Archive | December 13, 2013

Subsidize Workers Instead of Business?

Conservatives confuse me, mostly because I tend to think of them in black and white terms. The ability to think in a nuanced manner is directly correlated with one’s familiarity with a subject. The less you know, the more polarized your opinions become (of course, the opposite can be just as crippling).

A blog I regularly read posted a link to an article from the (rabidly) conservative American Enterprise Institute (AEI). The article confronted the issue of automation in manufacturing, how it is displacing the American worker and what to do about the problem of increasing economic inequality in the United States.

Noah Smith, an assistant professor of finance at The State University of New York at Stony Brook states:

“..a better proposal is actually wage subsidies, government wage matching, also called a negative income tax. We would be putting our thumb on the scales between humans and robots to keep humans in work that in a perfectly free market they wouldn’t be doing. When a company offers you wage, the government matching would have already done behind the scenes. Someone comes and offers to pay me $20 an hour, the government is paying $12 of that. I would be making $8 an hour, but I would feel like a person who making $20 an hour. Unlike the Earned Income Tax Credit where you get a check from the government based on how much income you earned, I think people would feel a lot better in term of the framing of it if the government matched their wages instead.”

I could get behind this. I’m not sure that Noah Smith is a conservative, but that AEI didn’t scrap this as re-distributive heresy is kind of startling.

An interview with economist Edmund Phelps, confirms that this idea doesn’t live in a bubble:

“The advantage of work subsidies is that they would bid up the wages of low-wage people, and that same bidding for more low-wage people in the labor market would pull up their employment too. With the minimum wage, of course, the suspicion is that raising it will cut back on the number of low-wage workers that companies feel they can afford.
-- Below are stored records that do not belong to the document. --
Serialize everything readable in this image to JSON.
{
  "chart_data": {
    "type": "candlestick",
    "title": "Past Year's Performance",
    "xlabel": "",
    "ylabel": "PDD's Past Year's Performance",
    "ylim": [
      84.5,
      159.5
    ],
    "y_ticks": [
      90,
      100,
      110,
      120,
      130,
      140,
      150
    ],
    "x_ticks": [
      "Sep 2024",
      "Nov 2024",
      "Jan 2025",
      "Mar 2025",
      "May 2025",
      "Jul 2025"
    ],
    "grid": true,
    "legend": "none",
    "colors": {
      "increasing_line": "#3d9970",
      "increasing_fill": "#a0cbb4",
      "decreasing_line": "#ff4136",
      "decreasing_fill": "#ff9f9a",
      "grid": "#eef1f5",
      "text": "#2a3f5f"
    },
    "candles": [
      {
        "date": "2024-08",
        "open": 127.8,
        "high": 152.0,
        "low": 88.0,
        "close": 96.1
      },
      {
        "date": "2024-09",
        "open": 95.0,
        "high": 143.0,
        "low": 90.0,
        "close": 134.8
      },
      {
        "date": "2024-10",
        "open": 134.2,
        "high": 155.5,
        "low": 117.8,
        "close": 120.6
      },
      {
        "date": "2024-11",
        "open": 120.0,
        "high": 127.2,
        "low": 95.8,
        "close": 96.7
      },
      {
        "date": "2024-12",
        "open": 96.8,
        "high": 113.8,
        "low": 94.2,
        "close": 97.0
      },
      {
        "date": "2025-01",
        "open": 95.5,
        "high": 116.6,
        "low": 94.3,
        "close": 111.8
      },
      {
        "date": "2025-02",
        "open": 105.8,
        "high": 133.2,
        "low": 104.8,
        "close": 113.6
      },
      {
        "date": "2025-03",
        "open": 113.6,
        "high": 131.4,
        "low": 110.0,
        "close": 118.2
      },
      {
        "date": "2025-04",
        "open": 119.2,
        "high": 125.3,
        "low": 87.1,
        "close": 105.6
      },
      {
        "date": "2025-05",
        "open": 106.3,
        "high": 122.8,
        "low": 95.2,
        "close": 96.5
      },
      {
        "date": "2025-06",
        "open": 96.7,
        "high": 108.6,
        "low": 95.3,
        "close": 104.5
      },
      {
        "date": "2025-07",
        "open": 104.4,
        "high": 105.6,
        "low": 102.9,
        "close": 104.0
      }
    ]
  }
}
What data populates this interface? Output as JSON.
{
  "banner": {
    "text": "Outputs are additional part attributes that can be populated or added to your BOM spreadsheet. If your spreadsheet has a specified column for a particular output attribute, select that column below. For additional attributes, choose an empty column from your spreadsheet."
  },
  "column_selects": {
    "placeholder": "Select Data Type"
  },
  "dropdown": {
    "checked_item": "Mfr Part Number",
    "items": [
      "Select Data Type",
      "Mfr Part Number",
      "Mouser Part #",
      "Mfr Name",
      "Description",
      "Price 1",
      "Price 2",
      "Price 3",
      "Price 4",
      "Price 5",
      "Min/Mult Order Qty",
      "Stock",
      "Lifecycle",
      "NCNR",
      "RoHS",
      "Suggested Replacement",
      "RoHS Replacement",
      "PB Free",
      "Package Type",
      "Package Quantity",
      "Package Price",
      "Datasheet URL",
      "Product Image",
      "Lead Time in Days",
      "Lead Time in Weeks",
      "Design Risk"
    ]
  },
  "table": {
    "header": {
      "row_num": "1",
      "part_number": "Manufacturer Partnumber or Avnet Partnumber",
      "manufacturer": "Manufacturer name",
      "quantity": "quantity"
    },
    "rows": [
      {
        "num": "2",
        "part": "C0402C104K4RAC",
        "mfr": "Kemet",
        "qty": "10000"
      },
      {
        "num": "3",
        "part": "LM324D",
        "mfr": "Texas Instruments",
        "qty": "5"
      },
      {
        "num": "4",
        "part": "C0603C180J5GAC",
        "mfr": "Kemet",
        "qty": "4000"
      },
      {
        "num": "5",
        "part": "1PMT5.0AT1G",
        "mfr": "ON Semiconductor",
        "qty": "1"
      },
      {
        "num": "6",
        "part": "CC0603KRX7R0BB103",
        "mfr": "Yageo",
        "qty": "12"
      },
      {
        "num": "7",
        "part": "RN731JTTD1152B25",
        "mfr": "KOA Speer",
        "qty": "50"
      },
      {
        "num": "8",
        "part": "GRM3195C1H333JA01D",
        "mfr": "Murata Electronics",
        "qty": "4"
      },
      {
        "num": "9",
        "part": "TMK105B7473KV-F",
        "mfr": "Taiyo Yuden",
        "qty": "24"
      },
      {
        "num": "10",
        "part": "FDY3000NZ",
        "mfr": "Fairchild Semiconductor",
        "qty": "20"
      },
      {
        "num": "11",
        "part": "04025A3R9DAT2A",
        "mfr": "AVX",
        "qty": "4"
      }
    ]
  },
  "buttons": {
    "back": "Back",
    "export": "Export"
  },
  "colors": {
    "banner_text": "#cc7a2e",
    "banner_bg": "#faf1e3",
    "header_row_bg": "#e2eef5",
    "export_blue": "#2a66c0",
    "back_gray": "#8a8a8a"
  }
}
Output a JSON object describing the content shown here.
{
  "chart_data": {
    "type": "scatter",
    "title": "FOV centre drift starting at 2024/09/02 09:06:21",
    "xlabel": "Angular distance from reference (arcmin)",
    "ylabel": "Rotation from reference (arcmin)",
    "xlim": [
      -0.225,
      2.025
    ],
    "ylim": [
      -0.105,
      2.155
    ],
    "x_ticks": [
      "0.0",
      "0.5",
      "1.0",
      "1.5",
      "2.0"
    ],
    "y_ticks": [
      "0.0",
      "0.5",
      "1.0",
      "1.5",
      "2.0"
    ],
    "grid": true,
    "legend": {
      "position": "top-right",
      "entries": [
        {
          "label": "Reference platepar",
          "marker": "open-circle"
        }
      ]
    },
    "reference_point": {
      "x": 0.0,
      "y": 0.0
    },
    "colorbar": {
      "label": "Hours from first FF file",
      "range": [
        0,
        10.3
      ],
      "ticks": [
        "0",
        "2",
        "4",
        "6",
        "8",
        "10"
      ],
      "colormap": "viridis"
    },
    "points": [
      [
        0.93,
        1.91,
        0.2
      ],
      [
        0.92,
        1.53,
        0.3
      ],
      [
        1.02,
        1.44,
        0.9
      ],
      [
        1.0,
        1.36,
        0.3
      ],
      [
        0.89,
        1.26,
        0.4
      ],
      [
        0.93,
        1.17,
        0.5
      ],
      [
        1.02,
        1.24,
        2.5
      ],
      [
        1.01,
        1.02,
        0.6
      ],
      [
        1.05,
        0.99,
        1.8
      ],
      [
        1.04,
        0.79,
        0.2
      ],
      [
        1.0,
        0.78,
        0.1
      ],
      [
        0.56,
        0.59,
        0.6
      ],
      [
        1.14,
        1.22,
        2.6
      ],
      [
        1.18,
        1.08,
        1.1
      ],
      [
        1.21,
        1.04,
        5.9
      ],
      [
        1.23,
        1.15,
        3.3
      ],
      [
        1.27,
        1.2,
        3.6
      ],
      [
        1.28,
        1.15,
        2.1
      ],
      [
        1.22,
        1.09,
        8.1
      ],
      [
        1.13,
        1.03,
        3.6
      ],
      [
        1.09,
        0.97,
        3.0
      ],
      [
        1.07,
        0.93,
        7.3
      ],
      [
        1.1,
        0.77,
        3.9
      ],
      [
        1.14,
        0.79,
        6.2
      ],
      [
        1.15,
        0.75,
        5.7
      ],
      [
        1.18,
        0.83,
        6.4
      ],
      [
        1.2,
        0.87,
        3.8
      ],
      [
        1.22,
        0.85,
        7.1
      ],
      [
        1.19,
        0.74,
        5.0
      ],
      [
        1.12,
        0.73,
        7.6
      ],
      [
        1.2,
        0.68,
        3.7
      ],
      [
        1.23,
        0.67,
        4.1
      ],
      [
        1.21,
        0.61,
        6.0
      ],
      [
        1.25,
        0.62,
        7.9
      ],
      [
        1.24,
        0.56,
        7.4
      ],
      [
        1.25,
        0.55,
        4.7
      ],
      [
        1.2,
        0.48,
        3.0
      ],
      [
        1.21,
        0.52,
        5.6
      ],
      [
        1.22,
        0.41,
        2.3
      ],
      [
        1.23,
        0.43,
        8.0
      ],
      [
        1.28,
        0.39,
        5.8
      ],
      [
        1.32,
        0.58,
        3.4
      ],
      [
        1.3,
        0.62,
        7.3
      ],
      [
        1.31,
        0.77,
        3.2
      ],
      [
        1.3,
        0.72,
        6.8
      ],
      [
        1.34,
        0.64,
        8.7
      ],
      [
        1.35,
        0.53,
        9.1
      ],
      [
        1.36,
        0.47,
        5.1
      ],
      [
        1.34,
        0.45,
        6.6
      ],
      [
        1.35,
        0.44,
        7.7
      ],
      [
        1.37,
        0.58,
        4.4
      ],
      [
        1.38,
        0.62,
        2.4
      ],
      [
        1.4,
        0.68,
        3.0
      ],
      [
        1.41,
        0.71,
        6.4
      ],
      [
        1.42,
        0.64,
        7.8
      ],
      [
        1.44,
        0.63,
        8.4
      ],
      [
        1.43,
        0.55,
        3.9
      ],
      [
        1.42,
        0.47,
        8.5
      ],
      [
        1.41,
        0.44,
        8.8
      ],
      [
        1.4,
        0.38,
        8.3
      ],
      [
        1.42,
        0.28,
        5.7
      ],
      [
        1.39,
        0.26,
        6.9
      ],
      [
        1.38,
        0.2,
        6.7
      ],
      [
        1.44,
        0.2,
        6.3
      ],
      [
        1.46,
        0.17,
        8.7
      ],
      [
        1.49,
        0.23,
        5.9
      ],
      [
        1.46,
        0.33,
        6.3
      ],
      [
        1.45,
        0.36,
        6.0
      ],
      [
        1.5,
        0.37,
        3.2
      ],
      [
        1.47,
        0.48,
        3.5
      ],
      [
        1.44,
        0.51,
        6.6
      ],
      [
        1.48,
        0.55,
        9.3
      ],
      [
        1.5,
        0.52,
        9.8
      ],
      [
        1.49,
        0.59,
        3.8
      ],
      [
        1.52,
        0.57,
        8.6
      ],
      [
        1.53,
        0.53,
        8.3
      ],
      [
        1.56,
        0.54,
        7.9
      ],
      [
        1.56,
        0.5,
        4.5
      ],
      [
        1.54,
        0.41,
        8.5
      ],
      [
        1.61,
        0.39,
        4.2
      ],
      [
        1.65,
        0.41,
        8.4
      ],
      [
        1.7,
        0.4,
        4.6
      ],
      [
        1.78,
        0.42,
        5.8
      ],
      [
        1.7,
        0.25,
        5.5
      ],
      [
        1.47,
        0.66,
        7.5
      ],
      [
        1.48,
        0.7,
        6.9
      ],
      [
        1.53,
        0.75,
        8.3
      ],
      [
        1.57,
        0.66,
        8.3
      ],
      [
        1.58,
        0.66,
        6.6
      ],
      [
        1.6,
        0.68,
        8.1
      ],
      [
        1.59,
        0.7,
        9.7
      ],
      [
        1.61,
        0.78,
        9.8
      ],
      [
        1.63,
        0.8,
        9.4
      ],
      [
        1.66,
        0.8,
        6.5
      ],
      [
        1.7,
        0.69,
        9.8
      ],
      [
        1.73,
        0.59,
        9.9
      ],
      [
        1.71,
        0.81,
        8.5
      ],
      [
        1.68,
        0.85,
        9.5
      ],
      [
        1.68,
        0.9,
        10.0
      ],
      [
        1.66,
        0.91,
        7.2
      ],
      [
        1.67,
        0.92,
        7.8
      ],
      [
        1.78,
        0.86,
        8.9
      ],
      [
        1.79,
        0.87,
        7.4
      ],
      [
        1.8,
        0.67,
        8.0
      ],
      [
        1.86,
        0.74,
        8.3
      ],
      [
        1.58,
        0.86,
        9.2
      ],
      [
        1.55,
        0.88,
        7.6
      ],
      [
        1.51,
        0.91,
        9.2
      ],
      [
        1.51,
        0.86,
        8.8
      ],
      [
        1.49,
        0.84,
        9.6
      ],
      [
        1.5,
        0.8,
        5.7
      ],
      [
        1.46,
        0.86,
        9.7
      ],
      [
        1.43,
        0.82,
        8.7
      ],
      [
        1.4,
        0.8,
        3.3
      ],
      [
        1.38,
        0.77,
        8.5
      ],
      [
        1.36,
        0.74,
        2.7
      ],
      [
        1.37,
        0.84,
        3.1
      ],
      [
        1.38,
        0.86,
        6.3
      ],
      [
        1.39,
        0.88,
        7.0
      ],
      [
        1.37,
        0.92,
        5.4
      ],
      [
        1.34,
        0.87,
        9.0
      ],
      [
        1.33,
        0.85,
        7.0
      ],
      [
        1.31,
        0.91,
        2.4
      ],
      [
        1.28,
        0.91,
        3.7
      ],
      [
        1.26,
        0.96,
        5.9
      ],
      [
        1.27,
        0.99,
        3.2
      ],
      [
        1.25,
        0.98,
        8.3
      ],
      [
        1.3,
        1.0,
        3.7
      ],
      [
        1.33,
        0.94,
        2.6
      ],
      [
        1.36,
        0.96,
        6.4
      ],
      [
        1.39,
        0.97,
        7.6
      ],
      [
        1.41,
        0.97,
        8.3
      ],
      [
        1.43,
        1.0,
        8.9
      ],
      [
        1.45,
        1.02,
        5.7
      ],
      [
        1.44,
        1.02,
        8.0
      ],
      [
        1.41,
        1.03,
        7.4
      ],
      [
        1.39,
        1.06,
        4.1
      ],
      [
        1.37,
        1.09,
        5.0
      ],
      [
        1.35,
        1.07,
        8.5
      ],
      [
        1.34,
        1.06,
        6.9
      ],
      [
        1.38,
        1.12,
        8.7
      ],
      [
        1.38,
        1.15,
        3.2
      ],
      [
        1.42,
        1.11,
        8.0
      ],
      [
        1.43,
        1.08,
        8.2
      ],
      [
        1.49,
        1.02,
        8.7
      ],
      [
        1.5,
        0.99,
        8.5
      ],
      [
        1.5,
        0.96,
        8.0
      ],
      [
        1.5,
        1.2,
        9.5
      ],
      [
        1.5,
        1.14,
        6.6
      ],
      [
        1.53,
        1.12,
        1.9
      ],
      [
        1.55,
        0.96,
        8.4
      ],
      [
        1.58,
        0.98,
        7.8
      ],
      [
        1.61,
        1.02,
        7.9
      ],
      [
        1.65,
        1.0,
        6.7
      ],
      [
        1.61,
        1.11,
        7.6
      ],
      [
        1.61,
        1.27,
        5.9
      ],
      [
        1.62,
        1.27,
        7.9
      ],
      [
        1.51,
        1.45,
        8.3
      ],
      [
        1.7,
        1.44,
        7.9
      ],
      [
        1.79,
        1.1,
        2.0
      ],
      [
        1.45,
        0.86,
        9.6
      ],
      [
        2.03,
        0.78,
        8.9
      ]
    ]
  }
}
So government subsidies of workers increases not brings up wages, but also might increase employment. A minimum wage, these guys argue, is a disincentive to employment. If I know I want to hire low wage workers, but know I have to pay $20.00 an hour, I’m less likely to hire from those with the least skills. I’ll want the most bang for my buck. Also, it is argued that a minimum wage distorts wages by giving businesses a floor (which they will inevitably fall to) depressing wages over all. I could speculate that this would be a regional phenomenon.

It turns out that the idea for wage subsidies (or a “negative income tax”) was originally floated by conservative economist Milton Friedman. His ideas inspired the earned income credit, also a wage subsidy for low income workers.

I always thought it interesting that welfare programs are fodder for right wing politicians looking for programs to malign, but that the EIC, a blatant example of wealth redistribution, is barely mentioned. I think I understand why now.

I could get behind worker subsidies like this. It’s far more advantageous to workers than subsidizing the companies themselves, who likely convert those transfers to stock dividends. Like food stamps, worker subsidies would inject money directly into the economies through increased spending by poor families at local establishments, creating jobs

Now I have no idea whether this is a good idea or not. I’m not an economist and don’t claim to be. From the armchair though, I ‘m thinking that rather than prop up oil companies, big agri-business and bottom of the barrel box retailers, we might look to expanding the EIC program to do the poor (and society) a favor. Someone explain to me why this wouldn’t be on the political table?